Edward Jay Epstein has just published a new book called The JFK Assassination Diary based on the diary he kept when he wrote Inquest. It is available on Kindle, Nook and as an Itunes ebook. It will soon be available in paperback.
He wrote me about it:
As you know I was the only person to interview the Warren Commission as well as its staff and liaisons with the intelligence services. I did these interviews as an undergraduate at Cornell with no credentials as a journalist, scholar, or author. My interviews also produced a revelation that shook the journalistic establishment, which had been blithely reporting until the publication of my book Inquest that the Commission had left no stone unturned in an exhaustive investigation. In fact, as I showed, it was a brief, sporadic, and incomplete investigation. Indeed one in which the senior staff lawyer in charge of the crime scene investigation quit after two days, and the young lawyer who took his place, Arlen Specter, was never able to view the single most crucial piece of evidence — the autopsy photographs. The Commission was never able to obtain them, nor other pieces of evidence, because Robert Kennedy blocked it. For the same reason, the Commission was not provided with any information about a parallel plot to kill Castro in 1963. The Commission could not connect dots to which it was denied access.

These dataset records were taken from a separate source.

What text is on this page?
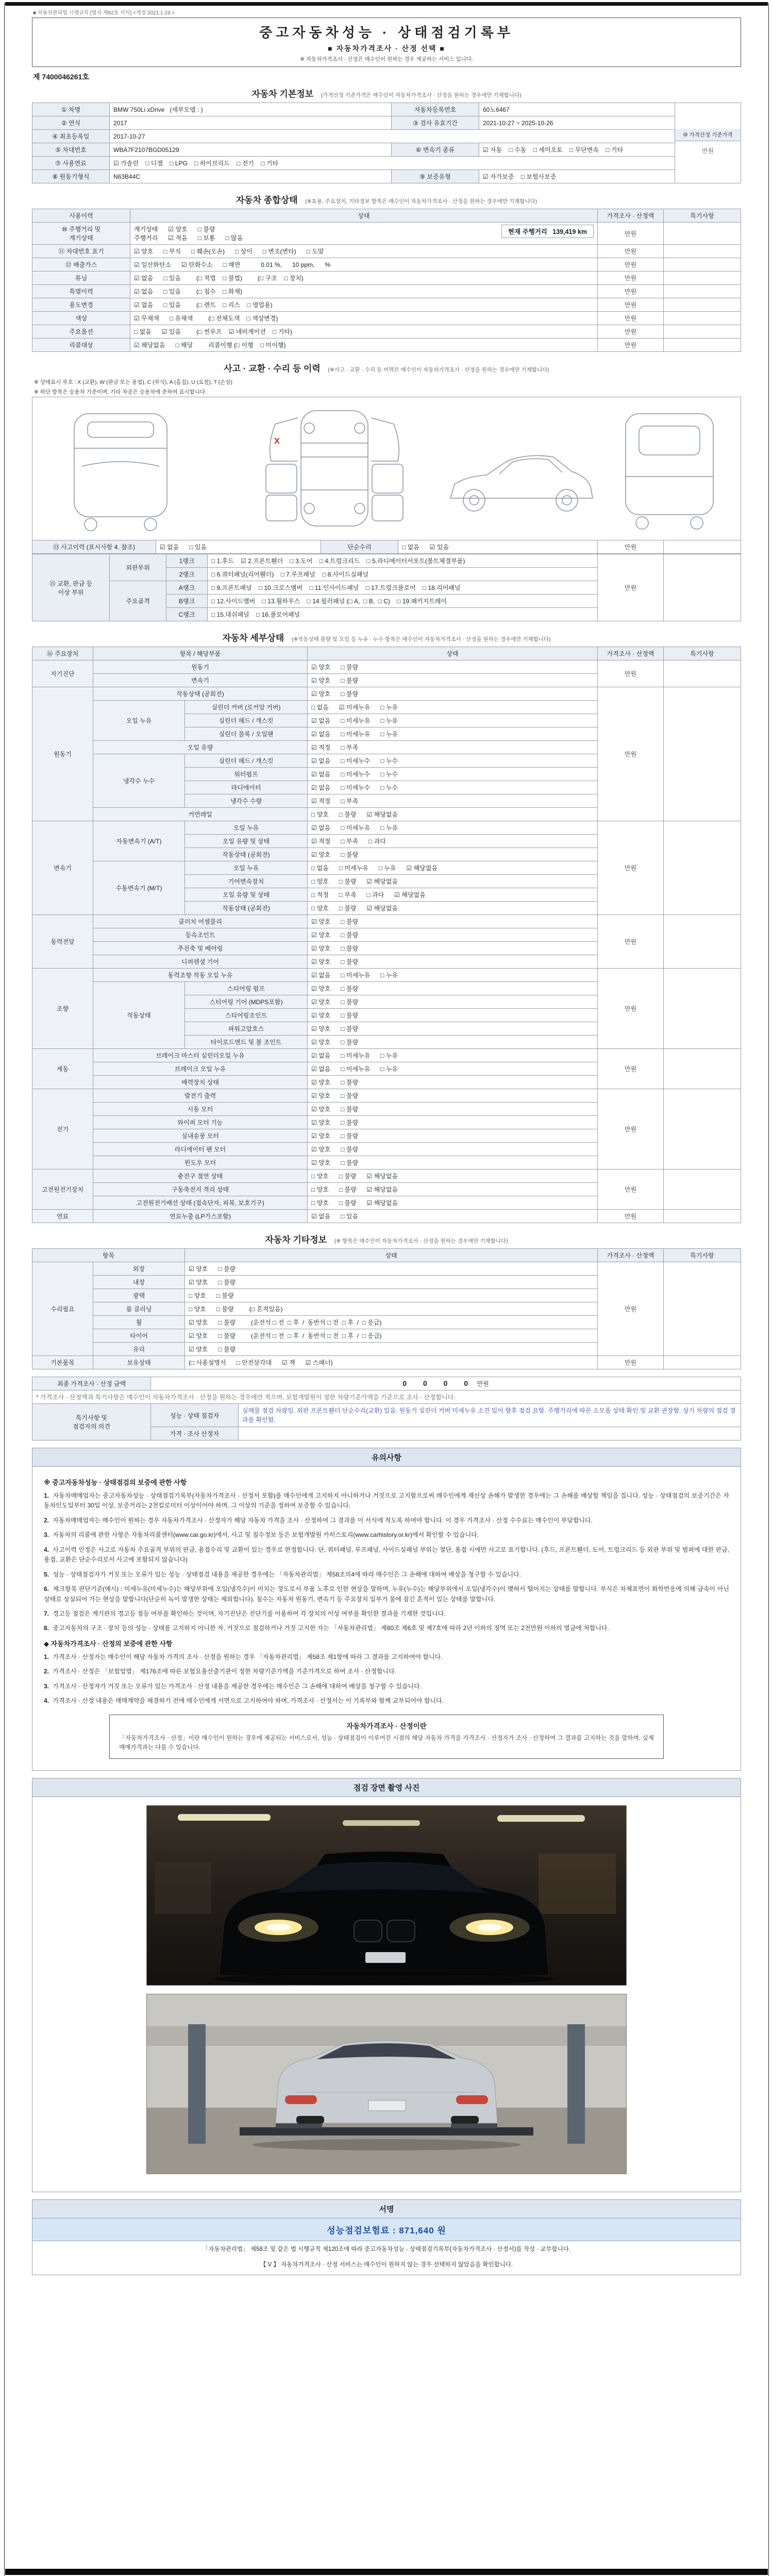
■ 자동차관리법 시행규칙 [별지 제82호 서식] <개정 2021.1.19.>
중고자동차성능 · 상태점검기록부
■ 자동차가격조사 · 산정 선택 ■
※ 자동차가격조사 · 산정은 매수인이 원하는 경우 제공하는 서비스 입니다.
제 7400046261호
자동차 기본정보 (가격산정 기준가격은 매수인이 자동차가격조사 · 산정을 원하는 경우에만 기재합니다)
① 차명	BMW 750Li xDrive   (세부모델 : )	자동차등록번호	60노6467	⑩ 가격산정 기준가격
만원

② 연식	2017	③ 검사 유효기간	2021-10-27 ~ 2025-10-26	
④ 최초등록일	2017-10-27			
⑤ 차대번호	WBA7F2107BGD05129	⑥ 변속기 종류	☑ 자동    □ 수동    □ 세미오토    □ 무단변속    □ 기타	
⑦ 사용연료	☑ 가솔린    □ 디젤    □ LPG    □ 하이브리드    □ 전기    □ 기타			
⑧ 원동기형식	N63B44C	⑨ 보증유형	☑ 자가보증    □ 보험사보증	
자동차 종합상태 (※효용, 주요장치, 기타정보 항목은 매수인이 자동차가격조사 · 산정을 원하는 경우에만 기재합니다)
사용이력	상태	가격조사 · 산정액	특기사항
⑩ 주행거리 및
계기상태	현재 주행거리   139,419 km
계기상태      ☑ 양호      □ 불량
주행거리      ☑ 적음      □ 보통      □ 많음	만원	
⑪ 차대번호 표기	☑ 양호      □ 부식      □ 훼손(오손)      □ 상이      □ 변조(변타)      □ 도말	만원	
⑫ 배출가스	☑ 일산화탄소      ☑ 탄화수소      □ 매연            0.01 %,      10 ppm,      %	만원	
튜닝	☑ 없음      □ 있음         (□ 적법    □ 불법)         (□ 구조    □ 장치)	만원	
특별이력	☑ 없음      □ 있음         (□ 침수    □ 화재)	만원	
용도변경	☑ 없음      □ 있음         (□ 렌트    □ 리스    □ 영업용)	만원	
색상	☑ 무채색      □ 유채색         (□ 전체도색    □ 색상변경)	만원	
주요옵션	□ 없음      ☑ 있음         (□ 썬루프    ☑ 네비게이션    □ 기타)	만원	
리콜대상	☑ 해당없음      □ 해당         리콜이행 (□ 이행    □ 미이행)	만원	
사고 · 교환 · 수리 등 이력 (※사고 · 교환 · 수리 등 이력은 매수인이 자동차가격조사 · 산정을 원하는 경우에만 기재합니다)
※ 상태표시 부호 : X (교환), W (판금 또는 용접), C (부식), A (흠집), U (요철), T (손상)
※ 하단 항목은 승용차 기준이며, 기타 차종은 승용차에 준하여 표시합니다.
X
⑬ 사고이력 (표시사항 4. 참조)	☑ 없음      □ 있음	단순수리	□ 없음      ☑ 있음	만원	
⑮ 교환, 판금 등
이상 부위	외판부위	1랭크	□ 1.후드    ☑ 2.프론트휀더    □ 3.도어    □ 4.트렁크리드    □ 5.라디에이터서포트(볼트체결부품)	만원	
		2랭크	□ 6.쿼터패널(리어휀더)    □ 7.루프패널    □ 8.사이드실패널		
	주요골격	A랭크	□ 9.프론트패널    □ 10.크로스멤버    □ 11.인사이드패널    □ 17.트렁크플로어    □ 18.리어패널		
		B랭크	□ 12.사이드멤버    □ 13.휠하우스    □ 14.필러패널 (□ A,  □ B,  □ C)    □ 19.패키지트레이		
		C랭크	□ 15.대쉬패널    □ 16.플로어패널		
자동차 세부상태 (※작동상태 불량 및 오일 등 누유 · 누수 항목은 매수인이 자동차가격조사 · 산정을 원하는 경우에만 기재합니다)
⑯ 주요장치	항목 / 해당부품		상태	가격조사 · 산정액	특기사항
자기진단	원동기		☑ 양호      □ 불량	만원	
	변속기		☑ 양호      □ 불량		
원동기	작동상태 (공회전)		☑ 양호      □ 불량	만원	
	오일 누유	실린더 커버 (로커암 커버)	□ 없음      ☑ 미세누유      □ 누유		
		실린더 헤드 / 개스킷	☑ 없음      □ 미세누유      □ 누유		
		실린더 블록 / 오일팬	☑ 없음      □ 미세누유      □ 누유		
	오일 유량		☑ 적정      □ 부족		
	냉각수 누수	실린더 헤드 / 개스킷	☑ 없음      □ 미세누수      □ 누수		
		워터펌프	☑ 없음      □ 미세누수      □ 누수		
		라디에이터	☑ 없음      □ 미세누수      □ 누수		
		냉각수 수량	☑ 적정      □ 부족		
	커먼레일		□ 양호      □ 불량      ☑ 해당없음		
변속기	자동변속기 (A/T)	오일 누유	☑ 없음      □ 미세누유      □ 누유	만원	
		오일 유량 및 상태	☑ 적정      □ 부족      □ 과다		
		작동상태 (공회전)	☑ 양호      □ 불량		
	수동변속기 (M/T)	오일 누유	□ 없음      □ 미세누유      □ 누유      ☑ 해당없음		
		기어변속장치	□ 양호      □ 불량      ☑ 해당없음		
		오일 유량 및 상태	□ 적정      □ 부족      □ 과다      ☑ 해당없음		
		작동상태 (공회전)	□ 양호      □ 불량      ☑ 해당없음		
동력전달	클러치 어셈블리		☑ 양호      □ 불량	만원	
	등속조인트		☑ 양호      □ 불량		
	추진축 및 베어링		☑ 양호      □ 불량		
	디퍼렌셜 기어		☑ 양호      □ 불량		
조향	동력조향 작동 오일 누유		☑ 없음      □ 미세누유      □ 누유	만원	
	작동상태	스티어링 펌프	☑ 양호      □ 불량		
		스티어링 기어 (MDPS포함)	☑ 양호      □ 불량		
		스티어링조인트	☑ 양호      □ 불량		
		파워고압호스	☑ 양호      □ 불량		
		타이로드엔드 및 볼 조인트	☑ 양호      □ 불량		
제동	브레이크 마스터 실린더오일 누유		☑ 없음      □ 미세누유      □ 누유	만원	
	브레이크 오일 누유		☑ 없음      □ 미세누유      □ 누유		
	배력장치 상태		☑ 양호      □ 불량		
전기	발전기 출력		☑ 양호      □ 불량	만원	
	시동 모터		☑ 양호      □ 불량		
	와이퍼 모터 기능		☑ 양호      □ 불량		
	실내송풍 모터		☑ 양호      □ 불량		
	라디에이터 팬 모터		☑ 양호      □ 불량		
	윈도우 모터		☑ 양호      □ 불량		
고전원전기장치	충전구 절연 상태		□ 양호      □ 불량      ☑ 해당없음	만원	
	구동축전지 격리 상태		□ 양호      □ 불량      ☑ 해당없음		
	고전원전기배선 상태 (접속단자, 피복, 보호기구)		□ 양호      □ 불량      ☑ 해당없음		
연료	연료누출 (LP가스포함)		☑ 없음      □ 있음	만원	
자동차 기타정보 (※ 항목은 매수인이 자동차가격조사 · 산정을 원하는 경우에만 기재합니다)
항목		상태	가격조사 · 산정액	특기사항
수리필요	외장	☑ 양호      □ 불량	만원	
	내장	☑ 양호      □ 불량		
	광택	□ 양호      □ 불량		
	룸 클리닝	□ 양호      □ 불량         (□ 흔적있음)		
	휠	☑ 양호      □ 불량         (운전석 □ 전  □ 후  /  동반석 □ 전  □ 후  /  □ 응급)		
	타이어	☑ 양호      □ 불량         (운전석 □ 전  □ 후  /  동반석 □ 전  □ 후  /  □ 응급)		
	유리	☑ 양호      □ 불량		
기본품목	보유상태	(□ 사용설명서      □ 안전삼각대      ☑ 잭      ☑ 스패너)	만원	
최종 가격조사 · 산정 금액	0 0 0 0 만원	
* 가격조사 · 산정액과 특기사항은 매수인이 자동차가격조사 · 산정을 원하는 경우에만 적으며, 보험개발원이 정한 차량기준가액을 기준으로 조사 · 산정합니다.		
특기사항 및
점검자의 의견	성능 · 상태 점검자	실매물 점검 차량임. 외판 프론트휀더 단순수리(교환) 있음. 원동기 실린더 커버 미세누유 소견 있어 향후 점검 요함. 주행거리에 따른 소모품 상태 확인 및 교환 권장함. 상기 차량의 점검 결과를 확인함.
	가격 · 조사 산정자	
유의사항
※ 중고자동차성능 · 상태점검의 보증에 관한 사항
1. 자동차매매업자는 중고자동차성능 · 상태점검기록부(자동차가격조사 · 산정서 포함)를 매수인에게 고지하지 아니하거나 거짓으로 고지함으로써 매수인에게 재산상 손해가 발생한 경우에는 그 손해를 배상할 책임을 집니다. 성능 · 상태점검의 보증기간은 자동차인도일부터 30일 이상, 보증거리는 2천킬로미터 이상이어야 하며, 그 이상의 기준을 정하여 보증할 수 있습니다.
2. 자동차매매업자는 매수인이 원하는 경우 자동차가격조사 · 산정자가 해당 자동차 가격을 조사 · 산정하여 그 결과를 이 서식에 적도록 하여야 합니다. 이 경우 가격조사 · 산정 수수료는 매수인이 부담합니다.
3. 자동차의 리콜에 관한 사항은 자동차리콜센터(www.car.go.kr)에서, 사고 및 침수정보 등은 보험개발원 카히스토리(www.carhistory.or.kr)에서 확인할 수 있습니다.
4. 사고이력 인정은 사고로 자동차 주요골격 부위의 판금, 용접수리 및 교환이 있는 경우로 한정합니다. 단, 쿼터패널, 루프패널, 사이드실패널 부위는 절단, 용접 시에만 사고로 표기합니다. (후드, 프론트휀더, 도어, 트렁크리드 등 외판 부위 및 범퍼에 대한 판금, 용접, 교환은 단순수리로서 사고에 포함되지 않습니다)
5. 성능 · 상태점검자가 거짓 또는 오류가 있는 성능 · 상태점검 내용을 제공한 경우에는 「자동차관리법」 제58조의4에 따라 매수인은 그 손해에 대하여 배상을 청구할 수 있습니다.
6. 체크항목 판단기준(예시) : 미세누유(미세누수)는 해당부위에 오일(냉각수)이 비치는 정도로서 부품 노후로 인한 현상을 말하며, 누유(누수)는 해당부위에서 오일(냉각수)이 맺혀서 떨어지는 상태를 말합니다. 부식은 차체표면이 화학반응에 의해 금속이 아닌 상태로 상실되어 가는 현상을 말합니다(단순히 녹이 발생한 상태는 제외합니다). 침수는 자동차 원동기, 변속기 등 주요장치 일부가 물에 잠긴 흔적이 있는 상태를 말합니다.
7. 경고등 점검은 계기판의 경고등 점등 여부를 확인하는 것이며, 자기진단은 진단기를 이용하여 각 장치의 이상 여부를 확인한 결과를 기재한 것입니다.
8. 중고자동차의 구조 · 장치 등의 성능 · 상태를 고지하지 아니한 자, 거짓으로 점검하거나 거짓 고지한 자는 「자동차관리법」 제80조 제6호 및 제7호에 따라 2년 이하의 징역 또는 2천만원 이하의 벌금에 처합니다.
◆ 자동차가격조사 · 산정의 보증에 관한 사항
1. 가격조사 · 산정자는 매수인이 해당 자동차 가격의 조사 · 산정을 원하는 경우 「자동차관리법」 제58조 제1항에 따라 그 결과를 고지하여야 합니다.
2. 가격조사 · 산정은 「보험업법」 제176조에 따른 보험요율산출기관이 정한 차량기준가액을 기준가격으로 하여 조사 · 산정합니다.
3. 가격조사 · 산정자가 거짓 또는 오류가 있는 가격조사 · 산정 내용을 제공한 경우에는 매수인은 그 손해에 대하여 배상을 청구할 수 있습니다.
4. 가격조사 · 산정 내용은 매매계약을 체결하기 전에 매수인에게 서면으로 고지하여야 하며, 가격조사 · 산정서는 이 기록부와 함께 교부되어야 합니다.
자동차가격조사 · 산정이란
「자동차가격조사 · 산정」이란 매수인이 원하는 경우에 제공되는 서비스로서, 성능 · 상태점검이 이루어진 시점의 해당 자동차 가격을 가격조사 · 산정자가 조사 · 산정하여 그 결과를 고지하는 것을 말하며, 실제 매매가격과는 다를 수 있습니다.
점검 장면 촬영 사진
서명
성능점검보험료 : 871,640 원
「자동차관리법」 제58조 및 같은 법 시행규칙 제120조에 따라 중고자동차성능 · 상태점검기록부(자동차가격조사 · 산정서)를 작성 · 교부합니다.
【 V 】 자동차가격조사 · 산정 서비스는 매수인이 원하지 않는 경우 선택하지 않았음을 확인합니다.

I had no problem getting this information. Many of the young lawyers on the staff were furious with the way the investigation had been handled and the time pressure imposed on them. So they gave me FBI reports, payroll records and their memos, without me even asking. This raises a question. As these lawyers and Commission members were not bound by any secrecy agreement, as amazing as that might seem nowadays, why had not journalists from major news organizations sought the same information from them? After all, in 1963, the Kennedy assassination was the crime of the century. Fifty years later, I still cannot answer this question.
A very good question. Why weren’t journalists from major news organizations more . . . enterprising? It is another variation on The Emperor’s New Clothes, where a Cornell undergraduate manages to see what many much more experienced and credentialed experts failed to see, or avoided seeing. I would answer Epstein’s question like this: The experts were disinterested in gathering evidence that might contradict their world view. That world view included a belief in the competence of exceedingly important government commissions. They didn’t want to gather evidence that might make them uncomfortable. I see this every year at Nobel Prize time. No journalist ever questions the claims in the press releases that accompany the prizes.
Normally I pay no heed to JFK assassination yarns, but I saw one the other day that raised a wry smile. The proposition was that when JFK was first shot, the car behind jolted and a secret service man aboard accidentally fired a shot which was the one that removed much of Kennedy’s head.
The wry smile was caused by the thought that many of the claimed inconsistencies in the evidence might be explained not by a huge conspiracy, but by a simple accident.
On the who gains principle, LBJ must be the main suspect. On the principle of cuckolded men seeking revenge, the field is too large to contemplate.
As for why journalists are not inquisitive, the answer is probably the same as for why dogs lick their balls.
Related to this is how some investigations refuse to consider eye-witness evidence. My vague memory after all these years is that people heard bullets coming from a different direction than from the window where Oswald was. This testimony was discounted.
But here are two other incidents where this happened:
1. The airplane that blew up in the sky over the south shore of Long Island back in (I think) the early 90′s. Many eyewitnesses on the beaches said they saw something flying in the sky hit the airplane. This included ex-military people who knew what a missile looked like in the air. All of these testimonies were discarded in the investigation because they obviously didn’t know what they were looking at. I remember a ridiculous animation put on TV by the government that tried to explain that the aircraft just broke in half somehow on its own. What was funny was that parts of their explanation apparently conflicted with the laws of gravity and other scientific basics.
2. Again in the 90s I think, an American ship shot down an Iranian civilian airplane, killing many people. The electronic equipment on the ship somehow convinced the commander that it was a military plane and had to be shot down because of where it was and how it was maneuvering. However, sailors on the ship were able to use their own eyes to tell that it was a civilian airplane.